On top of this, the research councils have underlined the problems of low stipends which, in some subjects, now appear too derisory to attract the best potential postgraduate students to research.
They have also claimed that without significant increases in funding Britain's research portfolio will have to narrow considerably. Though science funding overall increased under the Tories, it has fallen relative to other countries.
With this in mind, the Office of Science and Technology is thought to have asked for up to Pounds 500 million a year extra for the science base.
There is a feeling that science may be holding its ground in the CSR. Promoted as an underpinning activity of value beyond research and education, science fits well with the government's ideas of innovation and wealth creation.
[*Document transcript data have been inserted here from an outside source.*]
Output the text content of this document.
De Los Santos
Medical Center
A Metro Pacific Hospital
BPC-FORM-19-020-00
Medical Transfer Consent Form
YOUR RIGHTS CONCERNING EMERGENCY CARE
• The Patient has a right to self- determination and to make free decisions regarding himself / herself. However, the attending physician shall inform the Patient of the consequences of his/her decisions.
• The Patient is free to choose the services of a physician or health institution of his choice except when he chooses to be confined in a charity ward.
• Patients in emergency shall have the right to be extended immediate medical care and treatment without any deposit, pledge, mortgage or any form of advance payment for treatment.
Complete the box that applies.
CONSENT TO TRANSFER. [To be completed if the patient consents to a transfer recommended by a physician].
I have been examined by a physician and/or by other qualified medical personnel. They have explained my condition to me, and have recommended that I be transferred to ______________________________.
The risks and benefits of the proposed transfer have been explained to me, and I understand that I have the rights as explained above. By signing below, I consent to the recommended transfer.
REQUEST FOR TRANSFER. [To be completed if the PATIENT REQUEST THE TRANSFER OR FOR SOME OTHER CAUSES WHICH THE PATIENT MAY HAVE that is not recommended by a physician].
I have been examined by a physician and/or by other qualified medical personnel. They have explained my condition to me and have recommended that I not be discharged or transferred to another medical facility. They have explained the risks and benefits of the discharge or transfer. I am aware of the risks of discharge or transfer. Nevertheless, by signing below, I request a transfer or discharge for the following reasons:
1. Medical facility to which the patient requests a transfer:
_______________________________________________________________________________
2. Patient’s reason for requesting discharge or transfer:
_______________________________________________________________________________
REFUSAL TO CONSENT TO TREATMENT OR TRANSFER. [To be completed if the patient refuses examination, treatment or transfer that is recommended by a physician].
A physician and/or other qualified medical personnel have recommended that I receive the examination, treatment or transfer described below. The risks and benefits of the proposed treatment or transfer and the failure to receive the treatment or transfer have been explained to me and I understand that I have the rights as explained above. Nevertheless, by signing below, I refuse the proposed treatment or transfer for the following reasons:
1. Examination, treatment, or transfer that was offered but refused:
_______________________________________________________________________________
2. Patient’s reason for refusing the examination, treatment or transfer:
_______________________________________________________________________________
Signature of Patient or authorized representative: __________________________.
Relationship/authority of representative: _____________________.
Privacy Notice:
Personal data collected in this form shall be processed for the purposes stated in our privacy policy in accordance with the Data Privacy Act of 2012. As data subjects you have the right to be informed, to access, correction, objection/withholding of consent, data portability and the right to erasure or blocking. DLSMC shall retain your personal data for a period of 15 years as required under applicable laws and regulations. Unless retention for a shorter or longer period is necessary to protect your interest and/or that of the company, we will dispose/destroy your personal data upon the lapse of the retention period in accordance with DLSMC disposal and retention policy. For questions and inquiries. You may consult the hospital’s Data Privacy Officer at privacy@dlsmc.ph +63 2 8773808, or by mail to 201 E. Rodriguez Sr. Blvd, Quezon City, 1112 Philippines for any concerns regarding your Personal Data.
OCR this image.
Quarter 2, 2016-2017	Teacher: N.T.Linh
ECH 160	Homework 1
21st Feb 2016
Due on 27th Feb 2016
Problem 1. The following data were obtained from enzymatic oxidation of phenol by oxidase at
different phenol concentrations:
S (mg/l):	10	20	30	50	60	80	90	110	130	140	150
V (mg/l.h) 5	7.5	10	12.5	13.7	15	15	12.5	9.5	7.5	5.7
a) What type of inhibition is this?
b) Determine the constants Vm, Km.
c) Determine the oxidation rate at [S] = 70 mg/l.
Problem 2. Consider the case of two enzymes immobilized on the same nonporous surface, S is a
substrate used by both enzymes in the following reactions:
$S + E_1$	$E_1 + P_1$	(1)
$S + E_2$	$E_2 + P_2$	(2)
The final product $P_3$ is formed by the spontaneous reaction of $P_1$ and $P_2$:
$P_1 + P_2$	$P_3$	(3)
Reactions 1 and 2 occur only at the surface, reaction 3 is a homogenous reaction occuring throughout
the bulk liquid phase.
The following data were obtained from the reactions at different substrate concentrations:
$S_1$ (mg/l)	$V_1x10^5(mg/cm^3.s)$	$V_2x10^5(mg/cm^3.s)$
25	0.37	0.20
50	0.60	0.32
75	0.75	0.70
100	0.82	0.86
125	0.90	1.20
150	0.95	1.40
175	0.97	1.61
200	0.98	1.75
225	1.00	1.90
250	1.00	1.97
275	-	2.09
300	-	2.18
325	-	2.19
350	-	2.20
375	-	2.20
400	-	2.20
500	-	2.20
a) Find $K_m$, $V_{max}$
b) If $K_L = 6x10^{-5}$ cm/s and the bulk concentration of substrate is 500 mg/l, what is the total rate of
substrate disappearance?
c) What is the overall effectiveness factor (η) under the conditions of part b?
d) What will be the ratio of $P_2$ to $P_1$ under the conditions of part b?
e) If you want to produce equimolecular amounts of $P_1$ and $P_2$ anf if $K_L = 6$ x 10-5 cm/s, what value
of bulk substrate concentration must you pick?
Already, in the budget, money has been found for a venture capital fund to commercialise university science research, while the Foresight programme and the Joint Research Equipment Initiative, which brings in private money as well as state money to boost university research equipment, have been backed.
There is a feeling that science may well gain, but that any extra money is likely to be prescribed, coming with strings attached, to either raise stipends, or to cover the indirect costs of university research. Any money for renewing research equipment is likely to be tied to joint private money.
Whether there will be extra money to increase the volume of research, or for the research councils to allocate as they choose, is another question entirely.